Торопливо поклонившись друзьям, баталист подошел к ним совсем вплотную и с таинственным, многозначительным видом сказал:
— Знаете ли, кто там теперь наверху? Та самая дама, что мы встретили в пинакотеке! Анжелика снимает ее… добилась-таки своего… Поистине баснословно решительная женщина! Притом же скрытна, как дьявол. Представьте себе, сегодня утром я застаю, что она убирает мастерскую, как будто бы какая-нибудь царица прислала предупредить ее о своем посещении. И без того уже в ее мастерской всегда дьявольски мило и нарядно, куда ни ступишь, везде цветы. Настоящая оранжерея, так что даже дурно делается. А сегодня… она все вконец разукрасила! Что это, Анжелика, говорю я, сегодня разве день вашего рождения? Уж не выходите ли вы замуж, или же может быть ждете русскую княгиню?.. Вчерашнюю встречу, разумеется, давно уже забыл. Она же, поворачивая шелковую свою желтую подушку на кресле той стороной, где меньше пятен, едва на меня взглянула и сказала: ступайте к себе работать, господин Розанчик (так называет она меня всегда в минуты немилости): для вас меня сегодня дома нет. Таким образом, без всяких церемоний она морально прогнала меня взашей. Признаюсь, я, впрочем, и не рассердился. Энергия, пылкость, сила убеждений всегда кажутся мне привлекательными даже и в женщине. Все-таки же ухожу. С некоторым удивлением принялся уже было за краски, как вдруг слышу, кто-то идет по лестнице и прямо к Анжелике. Так как отделяющая нас стена не очень толста и они не старались говорить тихо, то я и узнал всю подноготную, а именно: что у Минны сидит теперь вчерашняя наша красавица, что ее зовут Юлией и что с нее будут снимать портрет. Теперь позвольте спросить вас, друзья и товарищи: что мы — мужчины или бабы? Должны ли мы позволить, чтобы у нас из-под носу вырывали такую находку и чтобы под одной с нами крышей скрывалось такое чудо красоты? Или, как мужчинам, нам следует во имя искусства учредить блокаду перед дверью недоброжелательной художницы, и волей или неволей заставить ее впустить нас?

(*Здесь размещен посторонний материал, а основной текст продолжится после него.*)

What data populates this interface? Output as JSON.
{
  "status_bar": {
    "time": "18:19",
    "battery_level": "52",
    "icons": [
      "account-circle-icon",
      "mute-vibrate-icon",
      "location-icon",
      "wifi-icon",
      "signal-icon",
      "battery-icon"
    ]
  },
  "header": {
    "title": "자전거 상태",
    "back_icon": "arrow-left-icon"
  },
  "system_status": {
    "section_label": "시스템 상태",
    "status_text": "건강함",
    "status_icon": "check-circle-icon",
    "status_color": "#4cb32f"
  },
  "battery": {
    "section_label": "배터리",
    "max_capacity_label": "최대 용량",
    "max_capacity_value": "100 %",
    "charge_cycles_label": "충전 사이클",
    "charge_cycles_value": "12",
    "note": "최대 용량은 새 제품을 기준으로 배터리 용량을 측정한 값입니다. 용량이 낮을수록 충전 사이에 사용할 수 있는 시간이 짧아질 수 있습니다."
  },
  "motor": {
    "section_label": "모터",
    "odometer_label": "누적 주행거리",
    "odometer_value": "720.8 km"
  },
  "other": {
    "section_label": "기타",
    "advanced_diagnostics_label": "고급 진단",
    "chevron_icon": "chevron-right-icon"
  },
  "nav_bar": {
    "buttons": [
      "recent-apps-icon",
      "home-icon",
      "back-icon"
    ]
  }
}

— А я посоветовал бы тебе, Розенбуш, отправиться спокойно наверх да охладить воинственные страсти на твоей «Битве при Люцене», — отвечал Янсен совершенно спокойным тоном. — Если же волнение будет тебе мешать работать, то вырази через стену восторг, в который привела тебя эта дама, хоть серенадой на флейте. Может быть, тебя пригласят тогда войти и продекламировать кое-что из твоих стихотворений.
— Ах ты, насмешник! — вскричал баталист. — Я думал оказать вам услугу этой вестью, но вы прилепились к земле и не можете сочувствовать высшим стремлениям. Бог с вами: вижу, что здесь я не понят!
Он выбежал в дверь, и вскоре в верхнем этаже действительно стали раздаваться звуки флейты. Розанчик играл самые нежные свои мотивы.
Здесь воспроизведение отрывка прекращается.